Anyway, I went to see The Woman in Black last night at an arty cinema, which means on the one hand it was full of hipsters, but on the other hand they have a bar and you can take your booze into the auditorium, so it's swings and roundabouts really.
The thing was, being an arty cinema they show trailers for arty films - often in foreign languages - before the main feature, which makes a change for me as usually I've whetted my appetite for the film I'm about to see with a few trailers featuring exploding cars and girls in bikinis. What I got this time was the trailer for an incredibly worthy Polish-made holocaust film based on The sewers of Lvov by Robert Marshall. Now, I'm as much of a fan of holocaust films as the next man*, but the basic premise of this struck me as having potential - a group of people being hunted by the Nazis hiding out in some Polish sewers. If they'd made it as a sequel to Snakes on a Plane, and had Samuel L. Jackson in an SS uniform shouting "I have had it with these effing jews in this effing drain!" I'd go and see it a hundred times.
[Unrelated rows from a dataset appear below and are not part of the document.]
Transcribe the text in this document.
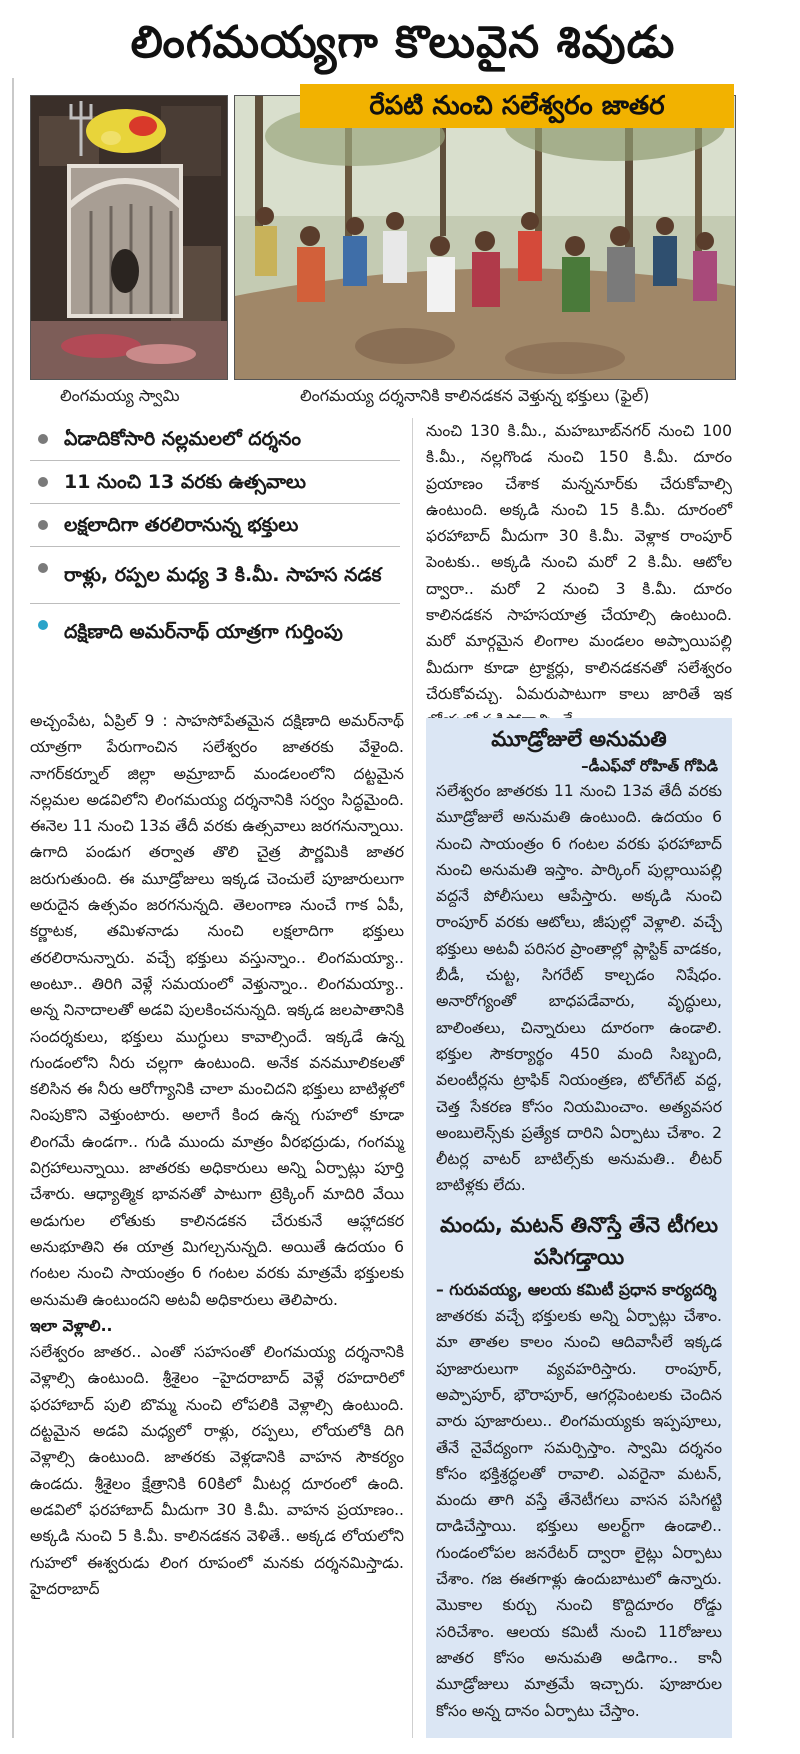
లింగమయ్యగా కొలువైన శివుడు
రేపటి నుంచి సలేశ్వరం జాతర
లింగమయ్య స్వామి	లింగమయ్య దర్శనానికి కాలినడకన వెళ్తున్న భక్తులు (ఫైల్)
ఏడాదికోసారి నల్లమలలో దర్శనం
11 నుంచి 13 వరకు ఉత్సవాలు
లక్షలాదిగా తరలిరానున్న భక్తులు
రాళ్లు, రప్పల మధ్య 3 కి.మీ. సాహస నడక
దక్షిణాది అమర్‌నాథ్‌ యాత్రగా గుర్తింపు

అచ్చంపేట, ఏప్రిల్‌ 9 : సాహసోపేతమైన దక్షిణాది అమర్‌నాథ్‌ యాత్రగా పేరుగాంచిన సలేశ్వరం జాతరకు వేళైంది. నాగర్‌కర్నూల్‌ జిల్లా అమ్రాబాద్‌ మండలంలోని దట్టమైన నల్లమల అడవిలోని లింగమయ్య దర్శనానికి సర్వం సిద్ధమైంది. ఈనెల 11 నుంచి 13వ తేదీ వరకు ఉత్సవాలు జరగనున్నాయి. ఉగాది పండుగ తర్వాత తొలి చైత్ర పౌర్ణమికి జాతర జరుగుతుంది. ఈ మూడ్రోజులు ఇక్కడ చెంచులే పూజారులుగా అరుదైన ఉత్సవం జరగనున్నది. తెలంగాణ నుంచే గాక ఏపీ, కర్ణాటక, తమిళనాడు నుంచి లక్షలాదిగా భక్తులు తరలిరానున్నారు. వచ్చే భక్తులు వస్తున్నాం.. లింగమయ్యా.. అంటూ.. తిరిగి వెళ్లే సమయంలో వెళ్తున్నాం.. లింగమయ్యా.. అన్న నినాదాలతో అడవి పులకించనున్నది. ఇక్కడ జలపాతానికి సందర్శకులు, భక్తులు ముగ్ధులు కావాల్సిందే. ఇక్కడే ఉన్న గుండంలోని నీరు చల్లగా ఉంటుంది. అనేక వనమూలికలతో కలిసిన ఈ నీరు ఆరోగ్యానికి చాలా మంచిదని భక్తులు బాటిళ్లలో నింపుకొని వెళ్తుంటారు. అలాగే కింద ఉన్న గుహలో కూడా లింగమే ఉండగా.. గుడి ముందు మాత్రం వీరభద్రుడు, గంగమ్మ విగ్రహాలున్నాయి. జాతరకు అధికారులు అన్ని ఏర్పాట్లు పూర్తి చేశారు. ఆధ్యాత్మిక భావనతో పాటుగా ట్రెక్కింగ్‌ మాదిరి వేయి అడుగుల లోతుకు కాలినడకన చేరుకునే ఆహ్లాదకర అనుభూతిని ఈ యాత్ర మిగల్చనున్నది. అయితే ఉదయం 6 గంటల నుంచి సాయంత్రం 6 గంటల వరకు మాత్రమే భక్తులకు అనుమతి ఉంటుందని అటవీ అధికారులు తెలిపారు.

ఇలా వెళ్లాలి..

సలేశ్వరం జాతర.. ఎంతో సహసంతో లింగమయ్య దర్శనానికి వెళ్లాల్సి ఉంటుంది. శ్రీశైలం –హైదరాబాద్‌ వెళ్లే రహదారిలో ఫరహాబాద్‌ పులి బొమ్మ నుంచి లోపలికి వెళ్లాల్సి ఉంటుంది. దట్టమైన అడవి మధ్యలో రాళ్లు, రప్పలు, లోయలోకి దిగి వెళ్లాల్సి ఉంటుంది. జాతరకు వెళ్లడానికి వాహన సౌకర్యం ఉండదు. శ్రీశైలం క్షేత్రానికి 60కిలో మీటర్ల దూరంలో ఉంది. అడవిలో ఫరహాబాద్‌ మీదుగా 30 కి.మీ. వాహన ప్రయాణం.. అక్కడి నుంచి 5 కి.మీ. కాలినడకన వెళితే.. అక్కడ లోయలోని గుహలో ఈశ్వరుడు లింగ రూపంలో మనకు దర్శనమిస్తాడు. హైదరాబాద్‌

నుంచి 130 కి.మీ., మహబూబ్‌నగర్‌ నుంచి 100 కి.మీ., నల్లగొండ నుంచి 150 కి.మీ. దూరం ప్రయాణం చేశాక మన్ననూర్‌కు చేరుకోవాల్సి ఉంటుంది. అక్కడి నుంచి 15 కి.మీ. దూరంలో ఫరహాబాద్‌ మీదుగా 30 కి.మీ. వెళ్లాక రాంపూర్‌ పెంటకు.. అక్కడి నుంచి మరో 2 కి.మీ. ఆటోల ద్వారా.. మరో 2 నుంచి 3 కి.మీ. దూరం కాలినడకన సాహసయాత్ర చేయాల్సి ఉంటుంది. మరో మార్గమైన లింగాల మండలం అప్పాయిపల్లి మీదుగా కూడా ట్రాక్టర్లు, కాలినడకనతో సలేశ్వరం చేరుకోవచ్చు. ఏమరుపాటుగా కాలు జారితే ఇక

మూడ్రోజులే అనుమతి
–డీఎఫ్‌వో రోహిత్‌ గోపిడి

సలేశ్వరం జాతరకు 11 నుంచి 13వ తేదీ వరకు మూడ్రోజులే అనుమతి ఉంటుంది. ఉదయం 6 నుంచి సాయంత్రం 6 గంటల వరకు ఫరహాబాద్‌ నుంచి అనుమతి ఇస్తాం. పార్కింగ్‌ పుల్లాయిపల్లి వద్దనే పోలీసులు ఆపేస్తారు. అక్కడి నుంచి రాంపూర్‌ వరకు ఆటోలు, జీపుల్లో వెళ్లాలి. వచ్చే భక్తులు అటవీ పరిసర ప్రాంతాల్లో ప్లాస్టిక్‌ వాడకం, బీడీ, చుట్ట, సిగరేట్‌ కాల్చడం నిషేధం. అనారోగ్యంతో బాధపడేవారు, వృద్ధులు, బాలింతలు, చిన్నారులు దూరంగా ఉండాలి. భక్తుల సౌకర్యార్థం 450 మంది సిబ్బంది, వలంటీర్లను ట్రాఫిక్‌ నియంత్రణ, టోల్‌గేట్‌ వద్ద, చెత్త సేకరణ కోసం నియమించాం. అత్యవసర అంబులెన్స్‌కు ప్రత్యేక దారిని ఏర్పాటు చేశాం. 2 లీటర్ల వాటర్‌ బాటిల్స్‌కు అనుమతి.. లీటర్‌ బాటిళ్లకు లేదు.

మందు, మటన్‌ తినొస్తే తేనె టీగలు పసిగడ్తాయి

– గురువయ్య, ఆలయ కమిటీ ప్రధాన కార్యదర్శి

జాతరకు వచ్చే భక్తులకు అన్ని ఏర్పాట్లు చేశాం. మా తాతల కాలం నుంచి ఆదివాసీలే ఇక్కడ పూజారులుగా వ్యవహరిస్తారు. రాంపూర్‌, అప్పాపూర్‌, భౌరాపూర్‌, ఆగర్లపెంటలకు చెందిన వారు పూజారులు.. లింగమయ్యకు ఇప్పపూలు, తేనే నైవేద్యంగా సమర్పిస్తాం. స్వామి దర్శనం కోసం భక్తిశ్రద్ధలతో రావాలి. ఎవరైనా మటన్‌, మందు తాగి వస్తే తేనెటీగలు వాసన పసిగట్టి దాడిచేస్తాయి. భక్తులు అలర్ట్‌గా ఉండాలి.. గుండంలోపల జనరేటర్‌ ద్వారా లైట్లు ఏర్పాటు చేశాం. గజ ఈతగాళ్లు ఉందుబాటులో ఉన్నారు. మొకాల కుర్చు నుంచి కొద్దిదూరం రోడ్డు సరిచేశాం. ఆలయ కమిటీ నుంచి 11రోజులు జాతర కోసం అనుమతి అడిగాం.. కానీ మూడ్రోజులు మాత్రమే ఇచ్చారు. పూజారుల కోసం అన్న దానం ఏర్పాటు చేస్తాం.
Anyway, that aside, the Woman in Black. The plot centres around Arthur Kipps (Radcliffe), a burned-out young London lawyer being sent to settle the estate of the recently-dead owner of a large and rambling country house. This house sits on a Cornish island just off the coast of a village high in the Yorkshire dales which is populated by people with a selection of West Country and Liverpudlian accents, so the geography was slightly confusing but I decided that it was all taking place in the county of Movieshire and after that I didn't mind so much.
Predictably enough, the villagers are surly and unfriendly in the way villagers in horror films always are, and try to put Kipps off going to the spooky old house without ever doing the sensible thing of either a) telling him why he shouldn't go, or b) just resorting to outright threats of physical violence. Instead they glower and say things like "Eeee, tha' mun' go t' spooky old 'ouse, guv squire chim-chim-cheroo" in their curious mishmash of accents, so off Kipps goes where he awakens the spook which lives there.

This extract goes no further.